Structured documents are characterized by the fact that there is a fixed layout, and information is always captured at the same spot on the page. If you have coordinates of sections where information is being captured on the form, you can build OCR based systems to extract information from these documents.  

However, the complication comes in when there is variation in layout either in terms of the size of page, format variation or drift in the structure of document when printed on the paper. OCR based systems will not be able to process these variations if the variation surpasses the thresholds that the system was designed to handle. What you need here is smart system that can handle such variations. 

Semi-structured Documents 

Semi-structured documents are type of documents where text is spatially laid on the page. Some of the common examples of semi-structured documents are - Invoices, Receipts, Passports, etc. A category of document (like invoice) will have similar type of information, but the layout may vary from one document to another, especially when it is coming from different sources - like an invoice from vendor A vs invoice from vendor B. 

In a semi-structured document, pieces of text drive meaning by relative positioning with other text fragments in the vicinity. For example, a six-digit number in an invoice drive meaning from the label saying "inv#" (or something to that effect) that is typically placed either left of the number or above it. For this reason, semi-structured documents are also called Visually Rich Documents (VRD) for visual relative representation of information on the page. 

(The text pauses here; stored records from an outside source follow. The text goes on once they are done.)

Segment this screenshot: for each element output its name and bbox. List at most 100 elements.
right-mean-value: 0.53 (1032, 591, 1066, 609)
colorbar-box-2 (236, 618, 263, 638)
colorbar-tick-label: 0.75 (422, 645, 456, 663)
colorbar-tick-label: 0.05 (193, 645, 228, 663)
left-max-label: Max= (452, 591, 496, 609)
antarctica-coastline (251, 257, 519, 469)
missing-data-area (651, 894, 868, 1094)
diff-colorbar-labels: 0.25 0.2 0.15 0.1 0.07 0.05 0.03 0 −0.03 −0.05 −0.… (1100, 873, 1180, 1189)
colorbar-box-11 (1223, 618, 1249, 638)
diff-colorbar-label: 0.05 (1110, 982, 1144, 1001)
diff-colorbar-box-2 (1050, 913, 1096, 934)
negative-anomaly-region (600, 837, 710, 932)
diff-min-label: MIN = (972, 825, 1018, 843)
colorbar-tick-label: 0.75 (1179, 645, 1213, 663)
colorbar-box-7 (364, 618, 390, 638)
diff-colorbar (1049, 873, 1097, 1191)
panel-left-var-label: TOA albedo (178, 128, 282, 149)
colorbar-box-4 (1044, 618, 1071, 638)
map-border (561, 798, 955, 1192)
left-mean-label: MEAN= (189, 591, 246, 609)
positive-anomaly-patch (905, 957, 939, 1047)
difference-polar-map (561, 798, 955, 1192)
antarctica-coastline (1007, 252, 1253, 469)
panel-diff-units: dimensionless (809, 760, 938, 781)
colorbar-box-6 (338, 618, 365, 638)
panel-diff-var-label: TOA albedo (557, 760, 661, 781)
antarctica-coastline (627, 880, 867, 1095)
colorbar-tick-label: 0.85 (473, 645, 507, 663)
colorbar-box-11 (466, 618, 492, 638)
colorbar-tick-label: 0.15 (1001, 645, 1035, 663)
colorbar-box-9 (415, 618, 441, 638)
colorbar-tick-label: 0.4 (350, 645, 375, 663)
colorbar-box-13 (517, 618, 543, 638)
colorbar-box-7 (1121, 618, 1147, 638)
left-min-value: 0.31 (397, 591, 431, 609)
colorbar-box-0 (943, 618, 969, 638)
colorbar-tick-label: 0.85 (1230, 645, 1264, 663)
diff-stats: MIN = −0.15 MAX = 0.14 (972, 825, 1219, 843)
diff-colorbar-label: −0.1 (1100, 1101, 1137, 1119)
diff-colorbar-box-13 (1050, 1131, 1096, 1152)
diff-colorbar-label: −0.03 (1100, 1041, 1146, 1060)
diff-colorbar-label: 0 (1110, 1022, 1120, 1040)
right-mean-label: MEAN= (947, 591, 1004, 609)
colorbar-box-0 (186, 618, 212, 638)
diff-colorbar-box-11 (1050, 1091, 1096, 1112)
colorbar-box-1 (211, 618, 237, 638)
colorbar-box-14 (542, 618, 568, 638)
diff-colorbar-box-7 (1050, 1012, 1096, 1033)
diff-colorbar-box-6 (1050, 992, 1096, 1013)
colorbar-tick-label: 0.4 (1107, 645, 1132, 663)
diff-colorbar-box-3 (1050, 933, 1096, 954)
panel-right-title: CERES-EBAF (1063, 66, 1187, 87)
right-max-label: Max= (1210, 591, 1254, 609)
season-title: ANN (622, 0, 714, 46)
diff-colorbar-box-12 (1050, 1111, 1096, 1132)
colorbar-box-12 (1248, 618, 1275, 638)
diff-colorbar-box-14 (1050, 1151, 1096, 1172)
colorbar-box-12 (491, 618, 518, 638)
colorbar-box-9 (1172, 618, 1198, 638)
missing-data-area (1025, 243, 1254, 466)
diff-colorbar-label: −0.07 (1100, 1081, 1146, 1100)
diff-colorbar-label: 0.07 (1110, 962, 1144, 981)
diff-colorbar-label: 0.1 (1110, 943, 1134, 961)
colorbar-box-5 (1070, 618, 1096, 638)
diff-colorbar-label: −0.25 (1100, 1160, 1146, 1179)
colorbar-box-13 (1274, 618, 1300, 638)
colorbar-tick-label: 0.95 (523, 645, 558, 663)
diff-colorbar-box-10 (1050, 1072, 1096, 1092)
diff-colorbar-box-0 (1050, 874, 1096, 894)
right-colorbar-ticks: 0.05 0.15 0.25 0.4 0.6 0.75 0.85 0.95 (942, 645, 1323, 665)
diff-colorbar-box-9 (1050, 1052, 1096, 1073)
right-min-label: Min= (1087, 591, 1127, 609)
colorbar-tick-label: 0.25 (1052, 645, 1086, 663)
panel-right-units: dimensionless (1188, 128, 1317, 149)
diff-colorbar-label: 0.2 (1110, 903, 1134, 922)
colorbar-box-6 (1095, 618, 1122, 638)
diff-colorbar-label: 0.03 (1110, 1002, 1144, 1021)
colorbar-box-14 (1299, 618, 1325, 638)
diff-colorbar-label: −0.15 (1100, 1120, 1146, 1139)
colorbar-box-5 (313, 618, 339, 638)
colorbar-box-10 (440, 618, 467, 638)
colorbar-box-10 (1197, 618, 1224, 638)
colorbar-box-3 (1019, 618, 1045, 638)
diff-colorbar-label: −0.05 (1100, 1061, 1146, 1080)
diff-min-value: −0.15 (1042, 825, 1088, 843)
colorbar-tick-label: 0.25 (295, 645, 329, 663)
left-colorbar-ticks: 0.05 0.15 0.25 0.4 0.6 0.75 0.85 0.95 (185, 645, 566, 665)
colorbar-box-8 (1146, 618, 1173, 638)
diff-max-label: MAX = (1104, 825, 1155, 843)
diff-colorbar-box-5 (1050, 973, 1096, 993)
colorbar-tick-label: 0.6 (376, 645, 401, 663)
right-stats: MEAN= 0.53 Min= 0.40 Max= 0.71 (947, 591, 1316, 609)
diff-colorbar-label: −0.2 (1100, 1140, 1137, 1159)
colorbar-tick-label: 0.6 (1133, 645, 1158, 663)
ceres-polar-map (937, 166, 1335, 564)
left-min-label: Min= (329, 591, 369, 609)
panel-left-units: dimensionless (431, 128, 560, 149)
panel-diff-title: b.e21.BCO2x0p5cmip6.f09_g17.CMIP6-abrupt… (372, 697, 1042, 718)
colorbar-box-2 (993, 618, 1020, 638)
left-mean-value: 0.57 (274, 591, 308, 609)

Extracting information from semi-structured documents (or VRDs) is much more complex and require specialized machine learning natural language processing (NLP) algorithms or algorithms inspired from computer vision algorithms to learn general pattern of text representation and then isolate pieces that are of interest.  

Un-structured Documents 

Unstructured documents are by far the most complex documents. These documents are typically free form text like letters, agreements, legal documents, research papers, etc. As the name suggests, unstructured documents have no fixed structure to how the information is captured or presented. The document may comprise several paragraphs in combination of tables, pictures and other artifacts to capture and communicate for human consumption.  

One of the unique characteristic of unstructured documents is that the semantics and the meaning of words changes from one domain to another, and even within a domain, from one function to another. The context of the subject, or the document, has a lot more importance than in the case of structured and semi-structured document. This variability across unstructured documents makes the information extraction task an extremely complex challenge.

However, information extraction from unstructured documents is now becoming possible with recent breakthroughs in Natural Language Processing technology. It is possible to train general purpose language models on vast corpus of specific language, and then fine-tuning it for specific tasks leveraging transfer learning techniques. But, even with these breakthroughs, extracting information from unstructured documents is a fairly complex endeavor and requires huge investment in terms of specialized skillsets (like data science, engineering), and computing resources.